Analista dice que Trump arremete mientras crece la humillación
Puntos clave
- •Trump enfrentó críticas después de que una renovación de una piscina por $16 million produjera un resultado verde algas y llevara al arresto del canoísta olímpico David Hearn, cuyas acusaciones luego fueron retiradas.
- •Las autoridades concluyeron después que el daño a la piscina se debió a una instalación defectuosa y no a vandalismo.
- •Tras la retirada de un reemplazo de avión catarí vinculado a Air Force One de un vuelo cerca de Irán, se emitieron citaciones contra reporteros de The New York Times y luego se retiraron después de la intervención de un juez federal.
- •El artículo dice que los estallidos públicos de Trump están relacionados en parte con su guerra estancada con Irán, que ha continuado durante seis meses pese a sus repetidas afirmaciones de victoria.
- •Jonathan Lemire advirtió que la presión de estas humillaciones podría hacer más difícil predecir el próximo movimiento de Trump.
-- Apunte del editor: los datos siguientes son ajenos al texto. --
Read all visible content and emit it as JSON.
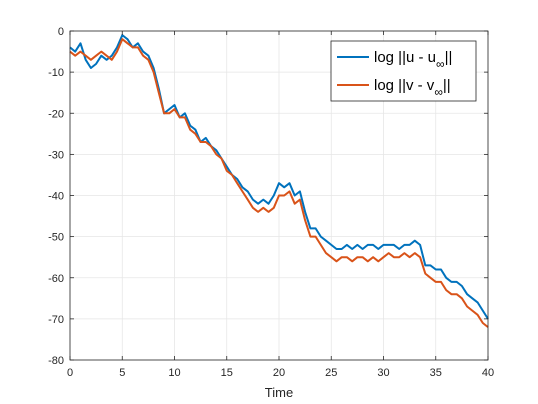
{
  "chart_data": {
    "type": "line",
    "xlabel": "Time",
    "ylabel": "",
    "title": "",
    "xlim": [
      0,
      40
    ],
    "ylim": [
      -80,
      0
    ],
    "xticks": [
      0,
      5,
      10,
      15,
      20,
      25,
      30,
      35,
      40
    ],
    "yticks": [
      -80,
      -70,
      -60,
      -50,
      -40,
      -30,
      -20,
      -10,
      0
    ],
    "grid": true,
    "legend_position": "top-right",
    "series": [
      {
        "name": "log ||u - u∞||",
        "name_main": "log ||u - u",
        "name_sub": "∞",
        "name_end": "||",
        "color": "#0072BD",
        "x": [
          0,
          0.5,
          1,
          1.5,
          2,
          2.5,
          3,
          3.5,
          4,
          4.5,
          5,
          5.5,
          6,
          6.5,
          7,
          7.5,
          8,
          8.5,
          9,
          9.5,
          10,
          10.5,
          11,
          11.5,
          12,
          12.5,
          13,
          13.5,
          14,
          14.5,
          15,
          15.5,
          16,
          16.5,
          17,
          17.5,
          18,
          18.5,
          19,
          19.5,
          20,
          20.5,
          21,
          21.5,
          22,
          22.5,
          23,
          23.5,
          24,
          24.5,
          25,
          25.5,
          26,
          26.5,
          27,
          27.5,
          28,
          28.5,
          29,
          29.5,
          30,
          30.5,
          31,
          31.5,
          32,
          32.5,
          33,
          33.5,
          34,
          34.5,
          35,
          35.5,
          36,
          36.5,
          37,
          37.5,
          38,
          38.5,
          39,
          39.5,
          40
        ],
        "y": [
          -4,
          -5,
          -3,
          -7,
          -9,
          -8,
          -6,
          -7,
          -6,
          -4,
          -1,
          -2,
          -4,
          -3,
          -5,
          -6,
          -9,
          -14,
          -20,
          -19,
          -18,
          -21,
          -20,
          -23,
          -24,
          -27,
          -26,
          -28,
          -29,
          -31,
          -33,
          -35,
          -36,
          -38,
          -39,
          -41,
          -42,
          -41,
          -42,
          -40,
          -37,
          -38,
          -37,
          -40,
          -39,
          -44,
          -48,
          -48,
          -50,
          -51,
          -52,
          -53,
          -53,
          -52,
          -53,
          -52,
          -53,
          -52,
          -52,
          -53,
          -52,
          -52,
          -52,
          -53,
          -52,
          -52,
          -51,
          -52,
          -57,
          -57,
          -58,
          -58,
          -60,
          -61,
          -61,
          -62,
          -64,
          -65,
          -66,
          -68,
          -70
        ]
      },
      {
        "name": "log ||v - v∞||",
        "name_main": "log ||v - v",
        "name_sub": "∞",
        "name_end": "||",
        "color": "#D95319",
        "x": [
          0,
          0.5,
          1,
          1.5,
          2,
          2.5,
          3,
          3.5,
          4,
          4.5,
          5,
          5.5,
          6,
          6.5,
          7,
          7.5,
          8,
          8.5,
          9,
          9.5,
          10,
          10.5,
          11,
          11.5,
          12,
          12.5,
          13,
          13.5,
          14,
          14.5,
          15,
          15.5,
          16,
          16.5,
          17,
          17.5,
          18,
          18.5,
          19,
          19.5,
          20,
          20.5,
          21,
          21.5,
          22,
          22.5,
          23,
          23.5,
          24,
          24.5,
          25,
          25.5,
          26,
          26.5,
          27,
          27.5,
          28,
          28.5,
          29,
          29.5,
          30,
          30.5,
          31,
          31.5,
          32,
          32.5,
          33,
          33.5,
          34,
          34.5,
          35,
          35.5,
          36,
          36.5,
          37,
          37.5,
          38,
          38.5,
          39,
          39.5,
          40
        ],
        "y": [
          -5,
          -6,
          -5,
          -6,
          -7,
          -6,
          -5,
          -6,
          -7,
          -5,
          -2,
          -3,
          -4,
          -4,
          -6,
          -7,
          -10,
          -15,
          -20,
          -20,
          -19,
          -21,
          -21,
          -24,
          -25,
          -27,
          -27,
          -28,
          -30,
          -31,
          -34,
          -35,
          -37,
          -39,
          -41,
          -43,
          -44,
          -43,
          -44,
          -43,
          -40,
          -40,
          -39,
          -42,
          -41,
          -46,
          -50,
          -50,
          -52,
          -54,
          -55,
          -56,
          -55,
          -55,
          -56,
          -55,
          -55,
          -56,
          -55,
          -56,
          -55,
          -54,
          -55,
          -55,
          -54,
          -55,
          -54,
          -55,
          -59,
          -60,
          -61,
          -61,
          -63,
          -64,
          -64,
          -65,
          -67,
          -68,
          -69,
          -71,
          -72
        ]
      }
    ]
  }
}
El presidente Donald Trump finalmente ha perdido su "shamelessness" y ahora enfrenta una humillación cotidiana, escribió Jonathan Lemire en The Atlantic el miércoles.
Ante esa realidad, Trump está arremetiendo contra cualquiera y contra todos los que pueda para asignar culpas.
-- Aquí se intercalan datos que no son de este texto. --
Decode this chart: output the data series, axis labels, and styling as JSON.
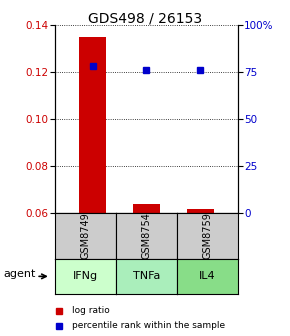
{
  "title": "GDS498 / 26153",
  "samples": [
    "GSM8749",
    "GSM8754",
    "GSM8759"
  ],
  "agents": [
    "IFNg",
    "TNFa",
    "IL4"
  ],
  "bar_bottoms": [
    0.06,
    0.06,
    0.06
  ],
  "bar_tops": [
    0.135,
    0.064,
    0.062
  ],
  "percentile_values": [
    0.1225,
    0.121,
    0.121
  ],
  "ylim": [
    0.06,
    0.14
  ],
  "yticks_left": [
    0.06,
    0.08,
    0.1,
    0.12,
    0.14
  ],
  "yticks_right_labels": [
    "0",
    "25",
    "50",
    "75",
    "100%"
  ],
  "yticks_right_pct": [
    0,
    25,
    50,
    75,
    100
  ],
  "bar_color": "#cc0000",
  "percentile_color": "#0000cc",
  "bar_width": 0.5,
  "cell_gray": "#cccccc",
  "agent_colors": [
    "#ccffcc",
    "#aaeebb",
    "#88dd88"
  ],
  "legend_bar_label": "log ratio",
  "legend_pct_label": "percentile rank within the sample",
  "agent_label": "agent",
  "title_fontsize": 10,
  "tick_fontsize": 7.5,
  "legend_fontsize": 6.5,
  "agent_fontsize": 8,
  "sample_fontsize": 7
}
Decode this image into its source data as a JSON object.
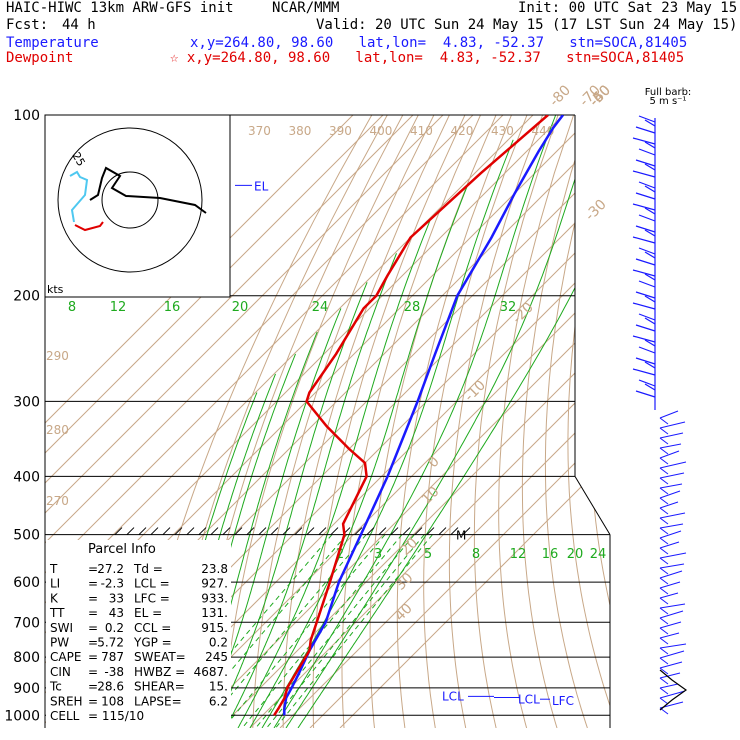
{
  "header": {
    "model": "HAIC-HIWC 13km ARW-GFS init",
    "org": "NCAR/MMM",
    "init": "Init: 00 UTC Sat 23 May 15",
    "fcst_label": "Fcst:",
    "fcst_value": "44 h",
    "valid": "Valid: 20 UTC Sun 24 May 15 (17 LST Sun 24 May 15)",
    "temp_label": "Temperature",
    "temp_info": "x,y=264.80, 98.60   lat,lon=  4.83, -52.37   stn=SOCA,81405",
    "dew_label": "Dewpoint",
    "dew_info": "☆ x,y=264.80, 98.60   lat,lon=  4.83, -52.37   stn=SOCA,81405"
  },
  "colors": {
    "temperature": "#1a1aff",
    "dewpoint": "#e00000",
    "isotherm_dryadiabat": "#c8a888",
    "moist_adiabat_mixing": "#1faa1f"
  },
  "barb_legend": {
    "line1": "Full barb:",
    "line2": "5 m s⁻¹"
  },
  "parcel_info": {
    "title": "Parcel Info",
    "rows": [
      {
        "k1": "T",
        "v1": "27.2",
        "k2": "Td",
        "v2": "23.8"
      },
      {
        "k1": "LI",
        "v1": "-2.3",
        "k2": "LCL",
        "v2": "927."
      },
      {
        "k1": "K",
        "v1": "33",
        "k2": "LFC",
        "v2": "933."
      },
      {
        "k1": "TT",
        "v1": "43",
        "k2": "EL",
        "v2": "131."
      },
      {
        "k1": "SWI",
        "v1": "0.2",
        "k2": "CCL",
        "v2": "915."
      },
      {
        "k1": "PW",
        "v1": "5.72",
        "k2": "YGP",
        "v2": "0.2"
      },
      {
        "k1": "CAPE",
        "v1": "787",
        "k2": "SWEAT",
        "v2": "245"
      },
      {
        "k1": "CIN",
        "v1": "-38",
        "k2": "HWBZ",
        "v2": "4687."
      },
      {
        "k1": "Tc",
        "v1": "28.6",
        "k2": "SHEAR",
        "v2": "15."
      },
      {
        "k1": "SREH",
        "v1": "108",
        "k2": "LAPSE",
        "v2": "6.2"
      },
      {
        "k1": "CELL",
        "v1": "115/10",
        "k2": "",
        "v2": ""
      }
    ]
  },
  "chart_data": {
    "type": "line",
    "title": "",
    "ylabel": "",
    "xlabel": "",
    "y_scale": "log-pressure",
    "pressure_levels": [
      100,
      200,
      300,
      400,
      500,
      600,
      700,
      800,
      900,
      1000
    ],
    "isotherm_labels": [
      "-80",
      "-70",
      "-60",
      "-50",
      "-40",
      "-30",
      "-20",
      "-10",
      "0",
      "10",
      "20",
      "30",
      "40"
    ],
    "theta_labels": [
      "370",
      "380",
      "390",
      "400",
      "410",
      "420",
      "430",
      "440"
    ],
    "theta_left_labels": [
      "290",
      "280",
      "270"
    ],
    "moist_labels": [
      "8",
      "12",
      "16",
      "20",
      "24",
      "28",
      "32"
    ],
    "mixing_ratio_labels": [
      "2",
      "3",
      "5",
      "8",
      "12",
      "16",
      "20",
      "24"
    ],
    "series": [
      {
        "name": "Temperature",
        "p": [
          100,
          105,
          115,
          135,
          160,
          200,
          250,
          300,
          400,
          500,
          600,
          700,
          780,
          850,
          900,
          935,
          975,
          1000
        ],
        "t": [
          -80,
          -79,
          -76,
          -70,
          -63,
          -55,
          -43,
          -33,
          -18,
          -7.5,
          1,
          10,
          14,
          18,
          20.5,
          22,
          25,
          27.2
        ]
      },
      {
        "name": "Dewpoint",
        "p": [
          100,
          125,
          160,
          185,
          200,
          210,
          250,
          290,
          300,
          330,
          360,
          380,
          400,
          480,
          500,
          600,
          700,
          750,
          780,
          850,
          900,
          935,
          975,
          1000
        ],
        "td": [
          -85,
          -88,
          -90,
          -85,
          -82,
          -82,
          -76,
          -72,
          -70,
          -55,
          -40,
          -30,
          -25,
          -17,
          -13,
          -2,
          7,
          11,
          14,
          17,
          19,
          21.5,
          23,
          23.8
        ]
      }
    ],
    "level_markers": [
      {
        "label": "EL",
        "p": 131
      },
      {
        "label": "M",
        "p": 500
      },
      {
        "label": "LCL",
        "p": 930
      },
      {
        "label": "LCL",
        "p": 927
      },
      {
        "label": "LFC",
        "p": 933
      }
    ],
    "hodograph": {
      "speed_ring_label": "25",
      "unit_label": "kts"
    },
    "wind_barbs_note": "column of wind barbs at right edge, 100-1000 hPa"
  }
}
Después de que la renovación apresurada de $16 million de Trump convirtió el agua en un desastre de color verde algas justo a tiempo para el cumpleaños de la nación, necesitaba a alguien a quien culpar. Se centró en David Hearn, un canoísta olímpico de 67 años, quien fue arrestado por simplemente agacharse para tocar la piscina en mal estado. Cuando más tarde la evidencia mostró que el daño se debió a una instalación defectuosa, y no a vandalismo, la oficina de la fiscal federal Jeanine Pirro se dispuso a retirar los cargos. Aun así, Trump estalló y atacó en redes sociales a su propio aliado leal.
Un episodio similar se desarrolló en torno a Air Force One. Después de que el reemplazo del avión catarí de Trump fuera retirado de un vuelo cerca de Irán por motivos de seguridad, y The New York Times informara al respecto, Trump hizo que se emitieran citaciones contra reporteros del Times exigiendo sus registros telefónicos y sus fuentes. El Departamento de Justicia finalmente retiró esas citaciones después de que interviniera un juez federal.
El patrón importa porque muestra con qué rapidez una vergüenza política puede convertirse en una disputa legal, mediática o personal cuando el presidente intenta controlar la narrativa. Personas cercanas dicen que ambos estallidos se originan en parte en una humillación más profunda que Trump no puede controlar: su guerra estancada con Irán, que ahora avanza hacia su sexto mes a pesar de repetidas declaraciones de victoria que no se materializan. Un legislador republicano llamó a la saga de la piscina "the dumbest controversy of his term", aunque admitió que al menos distrae de problemas mayores.
Lemire advirtió que esta humillación podría volver impredecible al presidente.
"He’s made the war deeply personal", escribió. "Will he now bail on the stalled war entirely, leaving Iran more empowered in the region? Will he follow through on his threats to dramatically escalate the conflict, perhaps even to strike civilian infrastructure and energy sites? Or will he channel his rage against Americans who point out his mistakes?"